One of my personal favorites is an adaptation, Metroid: The Sky Calls, from Rainfall Films, director Sam Balcomb, and featuring “Jessica Chobot (Nerdist) for live action, and America Young (Monster High, Halo 5) for motion capture and stuntwork.” This live-action short is a perfect example of what I’d love to see more of on the big screen. The story presents intrigue, suspenseful moments, and vantage points from within the suit, much like the great scenes from a favorite MCU character, Iron Man, which proves this type of full-scale movie could work in theaters.

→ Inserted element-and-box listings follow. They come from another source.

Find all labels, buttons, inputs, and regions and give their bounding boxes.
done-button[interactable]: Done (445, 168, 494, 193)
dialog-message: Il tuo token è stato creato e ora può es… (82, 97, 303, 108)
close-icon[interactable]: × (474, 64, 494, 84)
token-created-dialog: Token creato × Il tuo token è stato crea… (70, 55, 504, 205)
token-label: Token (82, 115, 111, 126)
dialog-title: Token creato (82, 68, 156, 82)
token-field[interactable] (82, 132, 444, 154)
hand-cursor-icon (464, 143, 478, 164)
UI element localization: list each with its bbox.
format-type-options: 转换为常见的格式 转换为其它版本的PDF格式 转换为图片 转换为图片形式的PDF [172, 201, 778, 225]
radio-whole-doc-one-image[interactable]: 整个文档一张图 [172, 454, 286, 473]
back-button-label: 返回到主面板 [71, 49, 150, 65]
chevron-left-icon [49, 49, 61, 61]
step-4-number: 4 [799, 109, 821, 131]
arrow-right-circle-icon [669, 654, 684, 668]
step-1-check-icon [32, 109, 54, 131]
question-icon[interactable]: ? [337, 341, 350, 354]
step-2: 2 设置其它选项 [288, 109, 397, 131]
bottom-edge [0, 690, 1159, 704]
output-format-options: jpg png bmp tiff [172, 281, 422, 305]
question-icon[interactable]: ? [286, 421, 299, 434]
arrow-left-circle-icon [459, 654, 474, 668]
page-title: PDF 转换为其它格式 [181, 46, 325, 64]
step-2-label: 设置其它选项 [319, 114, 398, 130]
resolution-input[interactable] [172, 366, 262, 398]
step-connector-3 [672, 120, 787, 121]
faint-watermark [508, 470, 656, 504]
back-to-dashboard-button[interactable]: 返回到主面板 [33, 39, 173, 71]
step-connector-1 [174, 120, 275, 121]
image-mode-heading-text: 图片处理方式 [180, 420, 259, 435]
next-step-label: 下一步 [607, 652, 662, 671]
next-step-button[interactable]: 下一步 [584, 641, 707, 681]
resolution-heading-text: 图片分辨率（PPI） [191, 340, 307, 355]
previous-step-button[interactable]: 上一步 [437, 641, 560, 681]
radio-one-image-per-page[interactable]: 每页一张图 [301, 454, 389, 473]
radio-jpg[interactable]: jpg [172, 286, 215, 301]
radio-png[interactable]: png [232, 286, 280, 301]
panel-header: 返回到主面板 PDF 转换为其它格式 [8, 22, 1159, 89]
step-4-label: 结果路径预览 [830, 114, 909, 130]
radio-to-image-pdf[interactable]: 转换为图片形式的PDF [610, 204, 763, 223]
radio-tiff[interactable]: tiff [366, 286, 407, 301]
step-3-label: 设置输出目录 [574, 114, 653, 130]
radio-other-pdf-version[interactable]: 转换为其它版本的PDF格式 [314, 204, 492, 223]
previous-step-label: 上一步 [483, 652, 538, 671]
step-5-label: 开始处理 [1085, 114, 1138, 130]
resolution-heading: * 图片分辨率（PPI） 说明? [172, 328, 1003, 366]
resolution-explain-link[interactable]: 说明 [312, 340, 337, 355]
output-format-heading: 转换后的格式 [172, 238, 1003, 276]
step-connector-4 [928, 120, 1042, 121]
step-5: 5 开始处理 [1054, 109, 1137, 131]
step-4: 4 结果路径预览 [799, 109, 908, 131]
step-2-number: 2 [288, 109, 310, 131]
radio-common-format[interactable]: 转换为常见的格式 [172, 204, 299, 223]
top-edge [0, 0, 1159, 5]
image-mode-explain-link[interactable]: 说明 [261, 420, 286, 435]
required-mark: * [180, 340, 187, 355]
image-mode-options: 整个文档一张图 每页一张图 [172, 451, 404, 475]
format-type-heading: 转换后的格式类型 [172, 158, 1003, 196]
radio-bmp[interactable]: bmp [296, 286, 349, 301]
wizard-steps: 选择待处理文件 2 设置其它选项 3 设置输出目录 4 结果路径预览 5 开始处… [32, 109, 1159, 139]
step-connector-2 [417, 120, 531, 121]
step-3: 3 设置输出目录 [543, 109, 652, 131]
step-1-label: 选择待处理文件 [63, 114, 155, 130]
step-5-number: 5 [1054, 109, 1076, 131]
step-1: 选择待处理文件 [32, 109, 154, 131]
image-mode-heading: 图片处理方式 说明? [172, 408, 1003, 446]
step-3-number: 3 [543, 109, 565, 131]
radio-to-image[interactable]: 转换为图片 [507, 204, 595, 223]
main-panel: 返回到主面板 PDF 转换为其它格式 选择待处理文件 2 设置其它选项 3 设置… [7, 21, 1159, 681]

What video games would you or your kids love to see adapted to the big screen? Has your favorite video game been made into a movie already, and did you or your kids enjoy it?

If anything comes from viewing any of these video game movies, it should be a desire to go back through your favorite games you or your kids have enjoyed playing. This is a perfect opportunity to talk about the things you loved playing, and maybe create a list to then find out what movies you’d like to see in the future. Perhaps, if you’ve got the time, Rampage will make it onto your family’s itinerary – and in this geeky parent’s opinion, it’s definitely worth the trip.

Now, I wonder if they can find a way to turn Kid Icarus into a movie.